Hollywood made its share of odd movies in the 1950s but few are as odd as Allied Artists’ 1955 release Shack Out on 101. Is it a spy thriller? A film noir? Or a jazz and drug-fueled piece of Beat Generation pretentious nonsense? Is it intended as a spoof? I’ve just watched the movie and I can’t answer any of those questions. All I can say is that in its own weird way it’s rather entertaining.
George (Keenan Wynn) runs a beach-side diner. He employs a cook who is known simply as Slob (Lee Marvin) and an attractive blonde waitress named Kotty (Terry Moore). George is in love with Kotty. Kotty is in love with nuclear physicist Professor Sam Bastion (Frank Lovejoy). George’s diner just happens to be a short distance away from a university involved in top-secret nuclear research.
Slob seems to be one of life’s failures, destined to spend his life as a cook in dumps like George’s diner. But Slob has aspirations. He plans to be somebody. And how is he going to achieve this? Simple. Slob is actually a Soviet spy. George’s beach-front diner is the hub of a network of Soviet spies.
In fact George’s shack is the focus of a great deal of espionage and counter-espionage activity. It seems like at least half the people who patronise the diner are spies or counter-spies. Kotty is the one caught in the middle. She doesn’t yet realise what is going on, or who is involved, and if she finds out she may be in a good deal of danger.
The plot seems straightforward enough. The weirdness comes in the execution. There are moments of the kind of suspense you expect in a spy thriller but they’re mixed with moments of slapstick and other moments of what could be either avant-garde absurdist artiness or high camp comedy.
The acting is generally very good but the acting styles are all over the place. It’s as if different cast members were under very different impressions as to the type of movie they were making. Frank Lovejoy and Terry Moore plays things fairly straight while Keenan Wynn and Lee Marvin seem to be making it up as they go along and playing things mostly for comedy.

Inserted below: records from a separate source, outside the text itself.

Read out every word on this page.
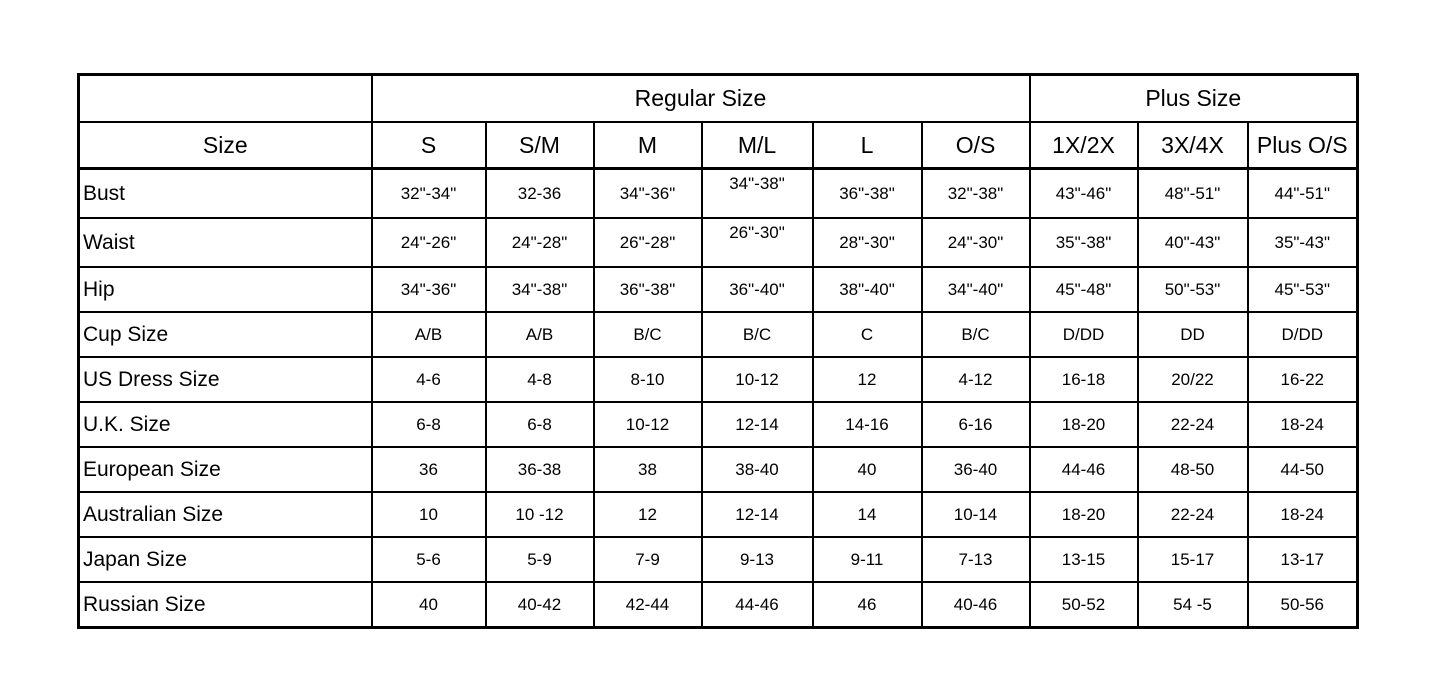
	Regular Size						Plus Size		
Size	S	S/M	M	M/L	L	O/S	1X/2X	3X/4X	Plus O/S
Bust	32"-34"	32-36	34"-36"	34"-38"	36"-38"	32"-38"	43"-46"	48"-51"	44"-51"
Waist	24"-26"	24"-28"	26"-28"	26"-30"	28"-30"	24"-30"	35"-38"	40"-43"	35"-43"
Hip	34"-36"	34"-38"	36"-38"	36"-40"	38"-40"	34"-40"	45"-48"	50"-53"	45"-53"
Cup Size	A/B	A/B	B/C	B/C	C	B/C	D/DD	DD	D/DD
US Dress Size	4-6	4-8	8-10	10-12	12	4-12	16-18	20/22	16-22
U.K. Size	6-8	6-8	10-12	12-14	14-16	6-16	18-20	22-24	18-24
European Size	36	36-38	38	38-40	40	36-40	44-46	48-50	44-50
Australian Size	10	10 -12	12	12-14	14	10-14	18-20	22-24	18-24
Japan Size	5-6	5-9	7-9	9-13	9-11	7-13	13-15	15-17	13-17
Russian Size	40	40-42	42-44	44-46	46	40-46	50-52	54 -5	50-56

Edward and Mildred Dien wrote the screenplay. A few years later they would collaborate on a vampire B-western. After seeing Shack Out on 101 I’m not the least bit surprised that the same writing team would make a vampire western. Throwing in all sorts of wildly inconsistent elements appears to be their usual approach to screenwriting. Edward Dien directed Shack Out on 101 so one assumes that he really did intend his screenplay to be treated in such a bizarre manner.
Despite all the oddness there is still a spy thriller plot in there somewhere, and it’s entertaining enough in a trashy B-movie way.
Lovejoy and Moore get top billing but while they’re both solid enough they are completely overshadowed by the bravura performances of Marvin and Wynn. One of the movie’s more amusing features is that Marvin, the toughest of Hollywood tough-guy actors, plays Slob as a mixture of wimp and hug, of villain and buffoon. Or perhaps that’s not so surprising; Marvin was always a delightfully unpredictable actor.
The Olive Films DVD is barebones but the anamorphic transfer is excellent.
Shack Out on 101 ends up being immensely enjoyable. It has plenty of energy and anyone with a taste for high camp could not fail to be pleased by this one. It’s a movie that is not quite like any other movie I’ve ever seen but it’s fun. Highly recommended.